Spoiler alert, STEP is a framework for industrial data exchange and NOT a file format.
Jennifer Herron
The official scope or aim of the committee is the standardization of content, meaning, structure, representation, and quality management of information required to define an engineered product and its characteristics at any required level of detail. Additionally, there is an objective to understand any part of its lifecycle from conception through disposal; together with the interfaces required to deliver and collect the information necessary to support any business or technical process.
The ISO committee meeting was my first time attending a face-to-face meeting based on the previously mentioned scopes. While contemplating what the meetings may be like, I had an epiphany that standards committee meetings are comparable to being in school. Multiple brains come together to share and train one another. Essentially, the meetings were master classes in data interoperability.
Some aspects of these meetings stood out as particularly important :
- The Committee has published a whopping 793 ISO standards, exerting significant influence over ISO.
- The Cavalcade Day event, of cross-domain sharing, is a crucial moment during the committee meetings. It aims to bring awareness of other standards and efforts in interoperability. The organizations represented in this day are Airbus, Siemens, OPC Foundation, and UMATI.
- For the first time in history, a Digital Twin Roadmap event was held which proved to be wildly popular.
- The global alignment of exact detailing related to industrial data interoperability occurs in this committee.
Standards summary:
- Standards are required to be put into use.
- Standards are going through a rapid transition to accommodate for modern day complexities.
- The usability improvements of standards are at the forefront of everyone’s minds.
- For the first time, I saw personas being used outside of Action Engineering work, signifying that companies are beginning to spend more time recognizing their users.
- In an effort to create safer international spaces language has been slowed down.
- There is a harmonization of standards, due to smart creation, cross-pollination of ideas, and automation.

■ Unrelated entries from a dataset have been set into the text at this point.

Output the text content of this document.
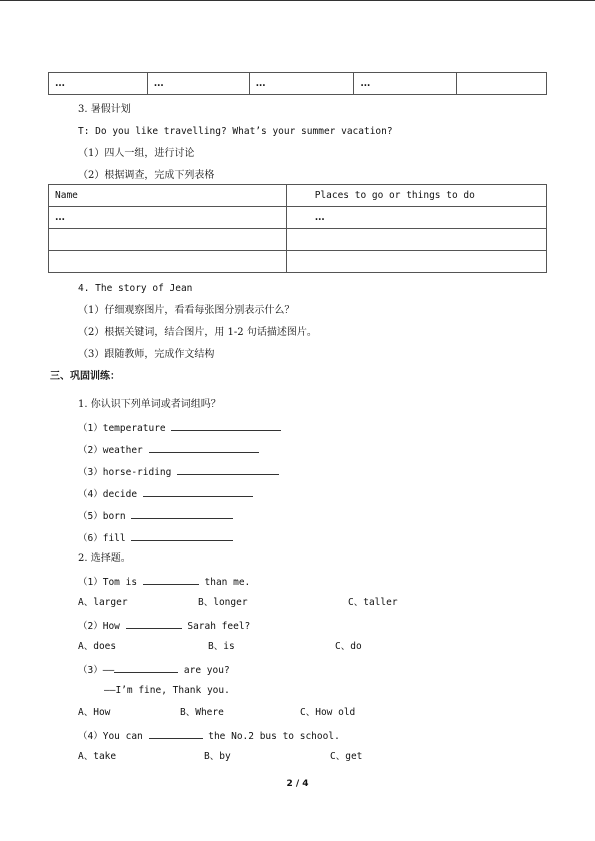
…	…	…	…	
3. 暑假计划
T: Do you like travelling? What’s your summer vacation?
（1）四人一组，进行讨论
（2）根据调查，完成下列表格
Name	Places to go or things to do
…	…

4. The story of Jean
（1）仔细观察图片，看看每张图分别表示什么？
（2）根据关键词，结合图片，用 1-2 句话描述图片。
（3）跟随教师，完成作文结构
三、巩固训练：
1. 你认识下列单词或者词组吗？
（1）temperature
（2）weather
（3）horse-riding
（4）decide
（5）born
（6）fill
2. 选择题。
（1）Tom is	than me.
A、larger	B、longer	C、taller
（2）How	Sarah feel?
A、does	B、is	C、do
（3）——	are you?
——I’m fine, Thank you.
A、How	B、Where	C、How old
（4）You can	the No.2 bus to school.
A、take	B、by	C、get
2 / 4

- Nobody shows up to participate in standards like the Boeing Company. I commend them for the participation culture, and I really enjoy working with them.

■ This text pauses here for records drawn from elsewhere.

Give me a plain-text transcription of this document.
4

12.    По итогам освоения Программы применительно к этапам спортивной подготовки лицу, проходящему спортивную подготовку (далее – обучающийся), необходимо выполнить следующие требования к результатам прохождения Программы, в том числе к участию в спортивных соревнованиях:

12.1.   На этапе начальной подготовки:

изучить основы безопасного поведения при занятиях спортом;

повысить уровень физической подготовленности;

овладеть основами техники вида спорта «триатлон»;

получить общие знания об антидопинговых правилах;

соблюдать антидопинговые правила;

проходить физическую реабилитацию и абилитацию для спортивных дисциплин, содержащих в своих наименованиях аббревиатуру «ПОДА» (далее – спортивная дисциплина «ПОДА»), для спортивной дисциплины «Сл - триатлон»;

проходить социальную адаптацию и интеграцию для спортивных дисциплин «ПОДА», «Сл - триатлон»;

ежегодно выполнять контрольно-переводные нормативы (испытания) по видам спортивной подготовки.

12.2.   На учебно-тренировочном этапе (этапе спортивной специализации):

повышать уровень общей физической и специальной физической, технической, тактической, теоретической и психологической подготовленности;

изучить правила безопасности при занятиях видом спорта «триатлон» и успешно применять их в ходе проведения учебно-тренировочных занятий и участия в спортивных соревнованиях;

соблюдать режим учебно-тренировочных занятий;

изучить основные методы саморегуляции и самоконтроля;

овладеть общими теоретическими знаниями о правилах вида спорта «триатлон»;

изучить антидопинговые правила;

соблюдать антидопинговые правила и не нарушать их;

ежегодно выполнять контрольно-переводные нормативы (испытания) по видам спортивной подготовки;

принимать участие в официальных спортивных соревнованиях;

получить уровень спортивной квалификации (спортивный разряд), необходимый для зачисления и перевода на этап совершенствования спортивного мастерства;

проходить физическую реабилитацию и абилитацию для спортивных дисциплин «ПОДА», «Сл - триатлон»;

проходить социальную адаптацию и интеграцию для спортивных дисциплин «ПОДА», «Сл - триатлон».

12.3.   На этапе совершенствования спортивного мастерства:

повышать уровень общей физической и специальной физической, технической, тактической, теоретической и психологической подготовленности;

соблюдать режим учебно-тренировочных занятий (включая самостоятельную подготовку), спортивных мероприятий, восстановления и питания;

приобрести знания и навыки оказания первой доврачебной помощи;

- Boeing was a particularly present company, being present in nearly every standard consolation while bringing valuable insight.
STEP AP-242 Edition 4 is working on the following updates:
- Domain model
- PMI (Product and Manufacturing Information)
- PDQ (Product Data Quality)
- EWIS
- AP Module 442 Integration
- Composites
- Hybrid Modeling
- UUIDs – A very hot topic with discussions of interoperability from engineering, to manufacturing, to quality (native to CAM to QIF)
Of Note to DMSC:
- ISO 10303-AP 238 (STEP NC) and the QIF Plan need harmonization

I was delighted to represent the 3D data author persona and take part in this event. I was also excited to represent the DMSC committee and discuss how QIF and STEP harmonize together. QIF was able to fill the inspection domain space where ISO 10303 had a gap.



Everyone was friendly, smart, and open to future opportunities. I am looking forward to the next meeting in October 2023, in Saratoga Springs, NY.